Clustering is typically done by geography in order to reduce survey costs, where it is not feasible or cost-effective to do a random sample of the entire population of the U.S., for example. Within-cluster correlation underestimates variance/error, as two families in the same neighborhood are more likely to be similar demographically (in regard to income, for instance). Therefore, we want clusters to be spatially close for cost effectiveness but as heterogeneous within as possible for reasonable variance. Sometimes a multi-stage clustering approach is used, as in MEPS; for example, a sample of counties is taken, then a sample of blocks is taken from that sample of counties, and finally individuals/households are surveyed from the sample of blocks. Information about how the survey was designed is then stored in survey design variables which are included in the dataset. These survey design variables are used to obtain population means and estimates and can also be used in regression analysis with procedures such as PROC SURVEYREG and PROC SURVEYLOGISTIC.
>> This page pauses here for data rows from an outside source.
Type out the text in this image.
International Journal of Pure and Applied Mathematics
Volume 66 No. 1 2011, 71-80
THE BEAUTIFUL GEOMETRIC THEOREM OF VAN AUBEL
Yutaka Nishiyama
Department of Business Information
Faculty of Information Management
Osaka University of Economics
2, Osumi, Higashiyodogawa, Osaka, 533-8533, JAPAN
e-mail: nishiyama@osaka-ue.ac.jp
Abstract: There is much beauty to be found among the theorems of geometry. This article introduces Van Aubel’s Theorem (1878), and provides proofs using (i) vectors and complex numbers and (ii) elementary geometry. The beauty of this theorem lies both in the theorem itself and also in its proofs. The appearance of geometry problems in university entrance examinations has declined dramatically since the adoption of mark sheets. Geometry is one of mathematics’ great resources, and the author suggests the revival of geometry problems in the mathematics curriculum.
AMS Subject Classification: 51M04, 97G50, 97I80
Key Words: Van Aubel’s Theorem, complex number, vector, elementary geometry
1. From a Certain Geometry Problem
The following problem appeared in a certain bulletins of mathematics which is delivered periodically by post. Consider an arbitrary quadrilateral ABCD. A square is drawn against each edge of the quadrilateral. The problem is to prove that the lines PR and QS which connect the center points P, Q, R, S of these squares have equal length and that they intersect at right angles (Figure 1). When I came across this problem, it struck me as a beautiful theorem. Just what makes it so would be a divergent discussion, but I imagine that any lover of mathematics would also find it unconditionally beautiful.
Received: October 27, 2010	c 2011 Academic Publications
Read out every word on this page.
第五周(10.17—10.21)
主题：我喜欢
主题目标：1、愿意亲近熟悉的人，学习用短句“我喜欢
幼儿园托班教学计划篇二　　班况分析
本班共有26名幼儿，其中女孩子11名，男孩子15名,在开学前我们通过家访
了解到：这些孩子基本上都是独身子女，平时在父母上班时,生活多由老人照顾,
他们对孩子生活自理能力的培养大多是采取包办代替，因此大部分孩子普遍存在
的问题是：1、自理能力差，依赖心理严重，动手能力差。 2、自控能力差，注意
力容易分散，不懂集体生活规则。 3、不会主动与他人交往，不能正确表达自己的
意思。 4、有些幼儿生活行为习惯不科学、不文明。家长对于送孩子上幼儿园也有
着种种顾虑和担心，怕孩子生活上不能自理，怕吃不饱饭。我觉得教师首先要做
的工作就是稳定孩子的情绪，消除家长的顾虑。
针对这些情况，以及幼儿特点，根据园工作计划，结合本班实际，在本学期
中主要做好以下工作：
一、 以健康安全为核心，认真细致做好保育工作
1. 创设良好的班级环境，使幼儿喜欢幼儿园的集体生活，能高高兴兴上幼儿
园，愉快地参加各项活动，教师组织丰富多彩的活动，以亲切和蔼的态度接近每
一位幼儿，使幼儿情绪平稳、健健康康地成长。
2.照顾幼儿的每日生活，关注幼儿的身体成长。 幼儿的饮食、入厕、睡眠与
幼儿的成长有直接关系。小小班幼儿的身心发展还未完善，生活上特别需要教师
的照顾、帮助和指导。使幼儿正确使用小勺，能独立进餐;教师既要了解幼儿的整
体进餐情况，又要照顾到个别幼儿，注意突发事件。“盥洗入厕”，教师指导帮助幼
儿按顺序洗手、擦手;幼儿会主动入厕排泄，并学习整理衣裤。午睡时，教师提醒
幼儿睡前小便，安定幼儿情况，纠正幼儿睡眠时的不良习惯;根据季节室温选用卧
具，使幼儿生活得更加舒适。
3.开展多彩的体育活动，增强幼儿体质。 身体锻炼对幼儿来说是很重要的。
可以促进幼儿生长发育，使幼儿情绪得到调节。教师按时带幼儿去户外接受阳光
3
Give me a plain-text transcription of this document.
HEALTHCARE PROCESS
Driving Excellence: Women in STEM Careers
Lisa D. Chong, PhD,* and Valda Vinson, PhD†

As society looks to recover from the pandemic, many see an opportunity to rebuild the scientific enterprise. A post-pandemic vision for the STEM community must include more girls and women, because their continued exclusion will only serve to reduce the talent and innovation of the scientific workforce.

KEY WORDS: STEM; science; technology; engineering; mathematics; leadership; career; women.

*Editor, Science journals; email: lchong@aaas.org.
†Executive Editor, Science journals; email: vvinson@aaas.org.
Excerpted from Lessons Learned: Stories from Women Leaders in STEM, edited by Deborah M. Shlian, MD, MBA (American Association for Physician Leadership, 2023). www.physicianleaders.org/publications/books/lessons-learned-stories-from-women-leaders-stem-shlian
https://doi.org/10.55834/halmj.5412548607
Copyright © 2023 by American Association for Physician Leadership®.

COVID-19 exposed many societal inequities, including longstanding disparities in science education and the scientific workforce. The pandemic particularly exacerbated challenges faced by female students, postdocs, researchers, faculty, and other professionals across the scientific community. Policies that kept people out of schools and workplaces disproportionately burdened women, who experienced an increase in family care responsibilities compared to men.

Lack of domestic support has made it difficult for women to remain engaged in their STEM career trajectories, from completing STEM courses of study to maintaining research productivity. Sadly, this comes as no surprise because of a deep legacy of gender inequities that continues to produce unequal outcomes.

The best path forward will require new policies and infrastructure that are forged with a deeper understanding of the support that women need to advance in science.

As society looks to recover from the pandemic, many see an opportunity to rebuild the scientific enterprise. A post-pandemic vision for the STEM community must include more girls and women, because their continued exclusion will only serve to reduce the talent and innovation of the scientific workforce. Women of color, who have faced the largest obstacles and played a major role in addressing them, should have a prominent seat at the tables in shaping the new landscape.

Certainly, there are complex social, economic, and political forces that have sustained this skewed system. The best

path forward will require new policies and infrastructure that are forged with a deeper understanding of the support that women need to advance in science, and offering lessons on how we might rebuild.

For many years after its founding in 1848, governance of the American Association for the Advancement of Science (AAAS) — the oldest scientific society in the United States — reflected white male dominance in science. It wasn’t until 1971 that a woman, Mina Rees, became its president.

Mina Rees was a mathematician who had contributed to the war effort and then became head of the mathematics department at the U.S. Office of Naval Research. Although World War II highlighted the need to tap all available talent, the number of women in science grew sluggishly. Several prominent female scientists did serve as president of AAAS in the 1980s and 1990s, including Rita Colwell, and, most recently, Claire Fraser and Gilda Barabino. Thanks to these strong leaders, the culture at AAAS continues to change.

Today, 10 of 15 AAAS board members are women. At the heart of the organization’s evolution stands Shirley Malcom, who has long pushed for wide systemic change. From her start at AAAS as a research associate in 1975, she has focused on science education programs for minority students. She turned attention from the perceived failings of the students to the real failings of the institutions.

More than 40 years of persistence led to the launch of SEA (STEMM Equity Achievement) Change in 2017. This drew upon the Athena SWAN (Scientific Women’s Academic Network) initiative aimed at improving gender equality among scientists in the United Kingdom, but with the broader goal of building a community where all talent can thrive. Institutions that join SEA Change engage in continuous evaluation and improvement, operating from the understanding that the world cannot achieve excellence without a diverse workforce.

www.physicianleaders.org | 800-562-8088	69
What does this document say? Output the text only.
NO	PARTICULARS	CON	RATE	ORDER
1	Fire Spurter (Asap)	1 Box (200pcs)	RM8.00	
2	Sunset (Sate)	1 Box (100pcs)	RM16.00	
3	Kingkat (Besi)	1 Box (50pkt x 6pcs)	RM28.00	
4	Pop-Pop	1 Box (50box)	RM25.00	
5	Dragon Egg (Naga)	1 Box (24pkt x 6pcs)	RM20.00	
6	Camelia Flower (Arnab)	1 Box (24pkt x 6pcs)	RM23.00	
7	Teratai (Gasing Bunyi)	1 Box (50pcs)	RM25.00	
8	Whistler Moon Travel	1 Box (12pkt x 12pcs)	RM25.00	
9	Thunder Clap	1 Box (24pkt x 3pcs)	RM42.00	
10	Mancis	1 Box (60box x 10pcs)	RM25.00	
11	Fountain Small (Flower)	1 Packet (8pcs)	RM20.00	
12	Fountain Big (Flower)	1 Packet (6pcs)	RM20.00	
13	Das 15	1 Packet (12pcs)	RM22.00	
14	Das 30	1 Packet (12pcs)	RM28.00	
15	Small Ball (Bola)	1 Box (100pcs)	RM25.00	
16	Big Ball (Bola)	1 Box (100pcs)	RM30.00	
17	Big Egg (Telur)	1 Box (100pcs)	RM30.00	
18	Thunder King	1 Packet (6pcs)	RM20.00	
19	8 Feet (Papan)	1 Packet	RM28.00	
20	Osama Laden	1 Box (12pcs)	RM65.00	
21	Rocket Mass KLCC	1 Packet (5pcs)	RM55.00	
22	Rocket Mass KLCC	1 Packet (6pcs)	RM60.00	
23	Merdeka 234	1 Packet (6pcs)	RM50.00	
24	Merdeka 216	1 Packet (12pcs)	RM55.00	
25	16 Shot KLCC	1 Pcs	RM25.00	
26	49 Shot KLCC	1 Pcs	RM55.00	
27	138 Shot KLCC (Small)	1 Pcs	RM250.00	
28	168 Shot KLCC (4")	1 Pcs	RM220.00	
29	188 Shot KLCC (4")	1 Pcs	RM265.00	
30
If person weights are ignored and one tries to generalize sample findings to the entire population, total numbers, percentages, or means are inflated for the groups that are oversampled and underestimated for others. It is therefore highly undesirable to estimate population frequencies or means without using person weights or SAS procedures such as PROC SURVEYMEANS and PROC SURVEYFREQ. In regression analysis, ignoring person weights leads to biased coefficient estimates. If sampling strata and cluster variables are ignored, means and coefficient estimates are unaffected, but standard error (or population variance) may be underestimated; that is, the reliability of an estimate may be overestimated. For example, when comparing one estimated population mean to another, the difference may appear to be statistically significant when it is not.